Yes, he’s done yeoman’s work. But it won’t be enough.

That’s because digging out corruption while ignoring the corrupters will never be enough.

Locking up a few enablers, on the other hand, probably would help. It certainly couldn’t hurt.

Bharara has made it clear that his work is far from over. So there’s still time to broaden its scope — that is, to bust a few johns.

Here’s hoping. At this stage, the only real reform resides in fear.

Saturday, October 31, 2015

Oxy suppliers shut down


From NBC:

A pharmacist, her husband and another man have been accused of hawking oxycodone out of a pair of New York City storefronts in a multi-million dollar drug scheme, authorities say.

The scheme was run out of two pharmacies, both named "Chopin Chemists" in Greenpoint, Brooklyn, and Ridgewood, Queens, both owned by the pharmacist, sources said.

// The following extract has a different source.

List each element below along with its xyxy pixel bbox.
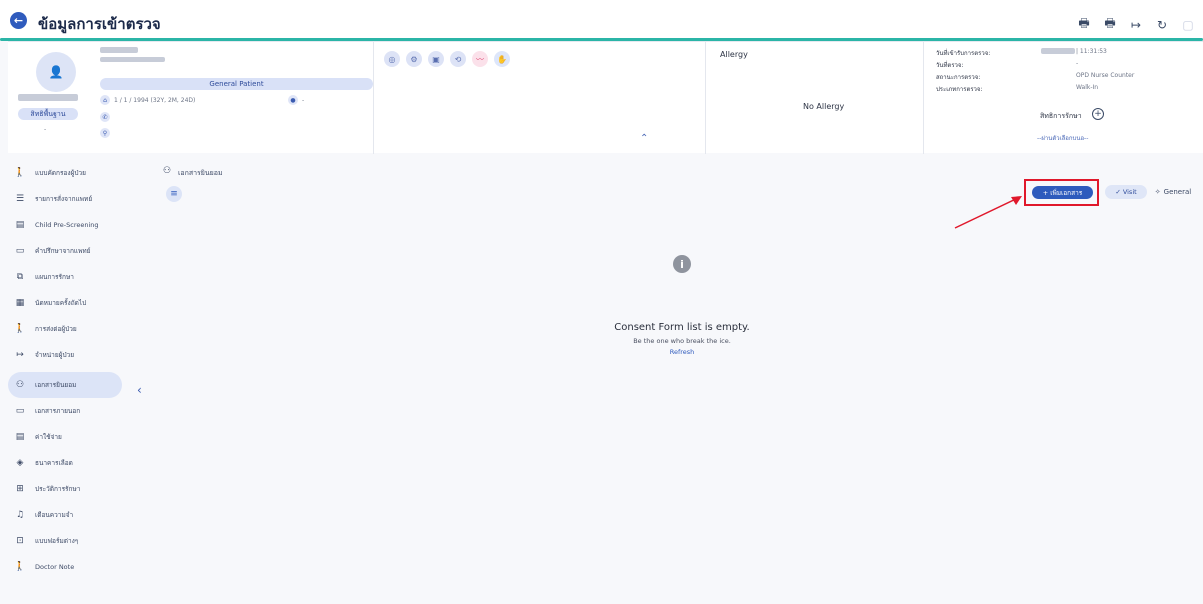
arrow-line <box>954 197 1019 229</box>
annotation-arrow <box>954 196 1022 229</box>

The pharmacist, Lilian Wieckowski, and her husband, Marcin Jakacki, allegedly conspired to sell the drugs out of the two pharmacies "any way they could," according to U.S. Attorney Preet Bharara.

"We've shut down one of the largest pill mills in the city," Bharara said.

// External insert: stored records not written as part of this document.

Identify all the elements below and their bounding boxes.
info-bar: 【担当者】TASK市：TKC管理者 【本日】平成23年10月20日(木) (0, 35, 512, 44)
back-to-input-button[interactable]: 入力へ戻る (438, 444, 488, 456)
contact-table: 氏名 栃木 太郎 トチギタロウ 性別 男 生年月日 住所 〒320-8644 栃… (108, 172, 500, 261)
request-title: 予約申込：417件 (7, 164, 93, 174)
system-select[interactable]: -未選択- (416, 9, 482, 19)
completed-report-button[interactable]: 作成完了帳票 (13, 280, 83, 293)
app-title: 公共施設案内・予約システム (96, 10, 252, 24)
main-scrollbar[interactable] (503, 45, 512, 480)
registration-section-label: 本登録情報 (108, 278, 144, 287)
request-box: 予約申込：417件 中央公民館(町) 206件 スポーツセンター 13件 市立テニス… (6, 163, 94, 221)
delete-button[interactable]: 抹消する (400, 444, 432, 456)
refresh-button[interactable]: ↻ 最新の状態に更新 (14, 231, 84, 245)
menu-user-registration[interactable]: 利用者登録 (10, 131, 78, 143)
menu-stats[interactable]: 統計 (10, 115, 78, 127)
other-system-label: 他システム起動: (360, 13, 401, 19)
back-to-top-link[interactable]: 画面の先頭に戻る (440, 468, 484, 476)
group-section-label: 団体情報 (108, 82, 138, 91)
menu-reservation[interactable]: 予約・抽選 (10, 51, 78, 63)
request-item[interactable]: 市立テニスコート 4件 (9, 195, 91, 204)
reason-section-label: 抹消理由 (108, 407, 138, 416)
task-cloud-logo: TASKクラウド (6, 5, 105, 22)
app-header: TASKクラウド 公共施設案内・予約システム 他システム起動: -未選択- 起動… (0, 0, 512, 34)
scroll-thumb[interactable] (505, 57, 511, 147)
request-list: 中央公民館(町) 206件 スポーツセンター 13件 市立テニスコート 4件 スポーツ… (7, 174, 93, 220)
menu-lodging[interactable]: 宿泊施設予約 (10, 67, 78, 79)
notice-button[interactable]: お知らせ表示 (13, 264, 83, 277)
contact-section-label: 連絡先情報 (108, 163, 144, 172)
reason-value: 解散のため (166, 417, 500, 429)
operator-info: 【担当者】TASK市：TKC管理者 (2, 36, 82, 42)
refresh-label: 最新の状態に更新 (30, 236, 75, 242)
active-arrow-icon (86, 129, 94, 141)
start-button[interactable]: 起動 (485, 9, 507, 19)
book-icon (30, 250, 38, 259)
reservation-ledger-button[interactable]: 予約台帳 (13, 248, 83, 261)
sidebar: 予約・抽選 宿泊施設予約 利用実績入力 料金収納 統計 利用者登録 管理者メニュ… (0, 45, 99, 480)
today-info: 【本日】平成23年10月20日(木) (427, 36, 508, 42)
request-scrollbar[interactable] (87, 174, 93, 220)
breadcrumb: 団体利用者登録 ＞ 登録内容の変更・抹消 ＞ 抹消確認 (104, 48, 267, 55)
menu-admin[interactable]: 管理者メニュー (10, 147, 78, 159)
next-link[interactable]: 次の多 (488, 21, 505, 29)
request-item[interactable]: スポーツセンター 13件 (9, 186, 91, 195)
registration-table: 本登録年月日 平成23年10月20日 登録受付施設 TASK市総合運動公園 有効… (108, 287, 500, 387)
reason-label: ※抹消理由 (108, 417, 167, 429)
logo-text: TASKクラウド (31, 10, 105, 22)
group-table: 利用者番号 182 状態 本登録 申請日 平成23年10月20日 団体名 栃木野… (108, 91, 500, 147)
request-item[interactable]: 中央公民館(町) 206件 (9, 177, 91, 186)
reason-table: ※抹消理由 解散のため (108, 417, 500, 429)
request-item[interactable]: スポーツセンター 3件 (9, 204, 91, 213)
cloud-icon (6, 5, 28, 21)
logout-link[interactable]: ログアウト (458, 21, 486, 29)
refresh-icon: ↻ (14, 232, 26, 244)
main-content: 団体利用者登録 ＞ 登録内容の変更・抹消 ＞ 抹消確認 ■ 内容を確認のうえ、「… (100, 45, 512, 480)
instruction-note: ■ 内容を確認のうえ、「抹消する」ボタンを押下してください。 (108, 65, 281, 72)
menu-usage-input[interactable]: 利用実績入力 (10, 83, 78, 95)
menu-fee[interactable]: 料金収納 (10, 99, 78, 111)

Authorities say they began investigating Wieckowski's pharmacies after a civil audit revealed that the Brooklyn pharmacy was requesting more oxycodone from drug makers than anywhere else in the zip code -- which included several large, nationwide pharmacy chains. One year, Bharara said, Chopin Chemists in Greenpoint requested more than 250,000 more pills than the next pharmacy.

Thursday, May 28, 2015

Crooked ex-Council Member to forfeit pension

From the Daily News:

Crooked former New York City Councilman Larry Seabrook must cough up his public pension payments to satisfy the $418,252 judgment against him, a judge ruled Tuesday.

Manhattan U.S. Attorney Preet Bharara recently moved to seize Seabrook's state and city pensions because he had yet to pay a cent of the forfeiture order.

The 63-year-old Seabrook, who also served as a state assemblyman and senator, had argued against the move, saying state law protected his taxpayer-funded pensions.

But U.S. District Judge Kevin Castel said federal law took precedence over state statutes.

Monday, May 4, 2015

Feds closing in on Skelos

From the Daily News:

Federal prosecutors are expected to announce criminal charges against state Senate Majority Leader Dean Skelos and his son as early as Monday, sources told the Daily News.

Prosecutors from U.S. Attorney Preet Bharara’s office have been investigating the Long Island Republican and his son, Adam Skelos, regarding a possible conflict of interest and violations of federal corruption statutes.

The two could be hit with corruption and other charges tied to a lucrative contract awarded to an Arizona-based engineering firm that once employed Adam Skelos, 32, as a consultant, a source familiar with the matter told The News.

The company, AbTech, won the contract even though it was not the low bidder, and the feds were trying to determine whether Sen. Skelos played a role.

A spokesman for the U.S. Attorney’s office declined to comment on the matter.

The FBI did not respond to a request for comment on Friday.